How to check a file's Unicode encoding with no tools

Posted: 5.12.2008 19.44.50 (EET/GMT+2)

Sometimes when working with XML documents and/or web applications, you need to know whether a XML, HTML, ASPX or a text file is Unicode encoded. This is very easy of course if you have a text editor, Visual Studio or a development tool available, but sometimes you don't. How then could you detect file's Unicode encoding and the presence of a byte order mark (BOM) without any tools except those that Windows has to offer?

Luckily, there are at least two options: one is to use Notepad, and the second is to use the "type" command in the command shell (cmd.exe or "DOS prompt"). Here's how to do it.
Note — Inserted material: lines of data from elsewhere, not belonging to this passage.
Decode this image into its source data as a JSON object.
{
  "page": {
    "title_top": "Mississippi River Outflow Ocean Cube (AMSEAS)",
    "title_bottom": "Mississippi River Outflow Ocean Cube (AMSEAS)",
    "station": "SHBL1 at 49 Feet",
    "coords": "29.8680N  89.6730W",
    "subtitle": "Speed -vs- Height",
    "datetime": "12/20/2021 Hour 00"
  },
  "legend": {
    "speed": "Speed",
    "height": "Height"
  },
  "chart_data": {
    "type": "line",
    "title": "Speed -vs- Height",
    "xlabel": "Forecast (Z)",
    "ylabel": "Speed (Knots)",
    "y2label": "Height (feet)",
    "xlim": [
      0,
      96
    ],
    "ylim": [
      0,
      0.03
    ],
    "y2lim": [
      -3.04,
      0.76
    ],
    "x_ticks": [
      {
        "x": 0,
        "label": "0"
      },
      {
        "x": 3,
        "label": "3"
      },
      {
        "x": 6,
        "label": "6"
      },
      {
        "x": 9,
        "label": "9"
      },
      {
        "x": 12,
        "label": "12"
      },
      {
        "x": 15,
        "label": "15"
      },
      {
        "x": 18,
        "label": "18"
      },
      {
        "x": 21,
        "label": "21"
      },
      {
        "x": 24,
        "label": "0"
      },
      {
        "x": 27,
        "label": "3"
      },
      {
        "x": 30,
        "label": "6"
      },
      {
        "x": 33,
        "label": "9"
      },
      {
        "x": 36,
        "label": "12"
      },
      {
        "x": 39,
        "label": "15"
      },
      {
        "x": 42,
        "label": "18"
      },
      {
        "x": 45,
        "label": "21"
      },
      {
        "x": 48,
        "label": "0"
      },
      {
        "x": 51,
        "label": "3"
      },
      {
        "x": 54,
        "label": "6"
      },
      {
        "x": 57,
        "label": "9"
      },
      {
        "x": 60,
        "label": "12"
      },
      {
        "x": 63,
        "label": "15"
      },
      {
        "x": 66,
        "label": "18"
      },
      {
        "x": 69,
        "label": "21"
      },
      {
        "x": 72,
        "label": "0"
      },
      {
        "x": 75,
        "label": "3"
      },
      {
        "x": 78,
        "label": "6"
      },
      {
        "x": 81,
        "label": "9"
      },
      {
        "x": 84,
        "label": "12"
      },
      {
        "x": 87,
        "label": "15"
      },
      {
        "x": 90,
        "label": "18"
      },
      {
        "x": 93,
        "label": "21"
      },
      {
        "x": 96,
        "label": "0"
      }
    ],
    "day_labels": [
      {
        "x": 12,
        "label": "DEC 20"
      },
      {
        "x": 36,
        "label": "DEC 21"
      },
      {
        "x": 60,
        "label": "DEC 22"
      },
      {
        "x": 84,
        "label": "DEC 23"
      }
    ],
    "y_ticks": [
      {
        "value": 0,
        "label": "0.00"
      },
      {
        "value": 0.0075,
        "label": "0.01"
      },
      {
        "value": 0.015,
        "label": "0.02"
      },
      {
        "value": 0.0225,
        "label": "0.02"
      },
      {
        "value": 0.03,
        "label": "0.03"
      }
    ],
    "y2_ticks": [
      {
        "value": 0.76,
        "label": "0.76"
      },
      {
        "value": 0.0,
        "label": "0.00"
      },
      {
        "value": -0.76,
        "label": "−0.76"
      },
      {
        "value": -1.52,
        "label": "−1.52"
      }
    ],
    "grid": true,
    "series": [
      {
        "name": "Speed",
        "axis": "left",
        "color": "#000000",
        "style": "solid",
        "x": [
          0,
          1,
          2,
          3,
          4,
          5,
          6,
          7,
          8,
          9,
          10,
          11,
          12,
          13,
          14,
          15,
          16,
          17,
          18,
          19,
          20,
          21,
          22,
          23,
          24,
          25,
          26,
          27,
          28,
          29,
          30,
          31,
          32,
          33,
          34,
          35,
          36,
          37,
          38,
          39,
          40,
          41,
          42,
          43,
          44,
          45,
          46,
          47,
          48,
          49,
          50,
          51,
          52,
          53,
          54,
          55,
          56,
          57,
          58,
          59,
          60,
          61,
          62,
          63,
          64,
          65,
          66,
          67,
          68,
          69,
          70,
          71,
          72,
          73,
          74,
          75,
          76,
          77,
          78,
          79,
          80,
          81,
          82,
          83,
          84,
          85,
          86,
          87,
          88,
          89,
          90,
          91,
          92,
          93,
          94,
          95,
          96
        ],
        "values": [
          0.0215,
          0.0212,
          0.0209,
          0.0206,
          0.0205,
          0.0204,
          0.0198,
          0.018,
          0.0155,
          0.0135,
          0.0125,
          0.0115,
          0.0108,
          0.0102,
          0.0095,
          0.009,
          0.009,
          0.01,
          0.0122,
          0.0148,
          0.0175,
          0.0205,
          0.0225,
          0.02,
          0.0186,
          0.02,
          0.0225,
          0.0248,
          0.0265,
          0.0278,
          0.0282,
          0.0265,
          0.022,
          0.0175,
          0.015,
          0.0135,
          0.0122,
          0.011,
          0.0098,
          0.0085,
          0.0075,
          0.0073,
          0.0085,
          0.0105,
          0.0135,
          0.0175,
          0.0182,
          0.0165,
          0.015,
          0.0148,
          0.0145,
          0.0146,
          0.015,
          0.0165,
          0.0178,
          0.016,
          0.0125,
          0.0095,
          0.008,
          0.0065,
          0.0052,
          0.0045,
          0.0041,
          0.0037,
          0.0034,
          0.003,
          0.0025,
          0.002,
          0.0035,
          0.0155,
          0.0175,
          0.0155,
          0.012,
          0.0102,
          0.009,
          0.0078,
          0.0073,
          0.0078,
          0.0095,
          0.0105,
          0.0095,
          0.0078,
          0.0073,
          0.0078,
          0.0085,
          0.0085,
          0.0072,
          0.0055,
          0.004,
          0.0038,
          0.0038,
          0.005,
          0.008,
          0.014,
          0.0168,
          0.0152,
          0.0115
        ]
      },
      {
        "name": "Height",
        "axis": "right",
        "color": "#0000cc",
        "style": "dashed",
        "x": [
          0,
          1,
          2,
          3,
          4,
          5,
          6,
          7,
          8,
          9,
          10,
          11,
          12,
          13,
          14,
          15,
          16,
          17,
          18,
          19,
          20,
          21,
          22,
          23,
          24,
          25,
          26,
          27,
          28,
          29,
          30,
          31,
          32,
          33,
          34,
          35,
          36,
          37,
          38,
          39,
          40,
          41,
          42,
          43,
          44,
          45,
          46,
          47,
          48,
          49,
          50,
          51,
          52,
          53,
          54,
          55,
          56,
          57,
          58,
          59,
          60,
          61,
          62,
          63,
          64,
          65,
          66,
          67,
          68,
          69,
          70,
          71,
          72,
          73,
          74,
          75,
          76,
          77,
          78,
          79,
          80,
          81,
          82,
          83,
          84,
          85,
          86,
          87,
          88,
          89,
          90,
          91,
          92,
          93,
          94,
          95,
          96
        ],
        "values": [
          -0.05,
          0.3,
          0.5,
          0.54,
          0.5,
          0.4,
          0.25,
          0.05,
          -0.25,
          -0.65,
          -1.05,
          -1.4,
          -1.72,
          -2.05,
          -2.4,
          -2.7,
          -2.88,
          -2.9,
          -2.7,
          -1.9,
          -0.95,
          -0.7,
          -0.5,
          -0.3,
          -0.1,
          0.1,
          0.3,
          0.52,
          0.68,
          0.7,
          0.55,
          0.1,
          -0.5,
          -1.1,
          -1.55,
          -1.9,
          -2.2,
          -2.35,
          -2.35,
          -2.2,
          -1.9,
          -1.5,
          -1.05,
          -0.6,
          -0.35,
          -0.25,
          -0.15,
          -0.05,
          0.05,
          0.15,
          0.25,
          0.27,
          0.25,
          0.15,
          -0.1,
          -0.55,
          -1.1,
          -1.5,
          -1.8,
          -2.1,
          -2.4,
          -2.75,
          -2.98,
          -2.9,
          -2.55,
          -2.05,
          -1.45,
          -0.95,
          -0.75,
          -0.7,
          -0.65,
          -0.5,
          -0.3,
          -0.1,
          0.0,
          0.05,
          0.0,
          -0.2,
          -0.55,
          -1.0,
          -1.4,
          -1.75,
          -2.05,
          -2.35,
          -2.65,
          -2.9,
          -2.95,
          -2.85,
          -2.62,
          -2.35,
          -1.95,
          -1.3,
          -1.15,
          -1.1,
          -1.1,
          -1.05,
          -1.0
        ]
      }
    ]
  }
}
First, Notepad. To detect the Unicode encoding, open the file with Notepad. Then, choose File/Save As, and the Save As dialog box opens. This dialog box has a field called Encoding. This field will by default have the value that corresponds to the encoding that the file currently has. It is for example UTF-8, or ANSI if there's no Unicode BOM in the file.

The second option is to use the command-line command "type" which is available the Windows Command Prompt. Then, simply type the file in question to the console. Since type doesn't understand about Unicode BOMs, then if the file's two or three first characters are garbage (sort of), then you know that the file is in fact Unicode encoded. Unicode BOMs are discussed for example at www.unicode.org.

You could call this the "Unicode tip of the week".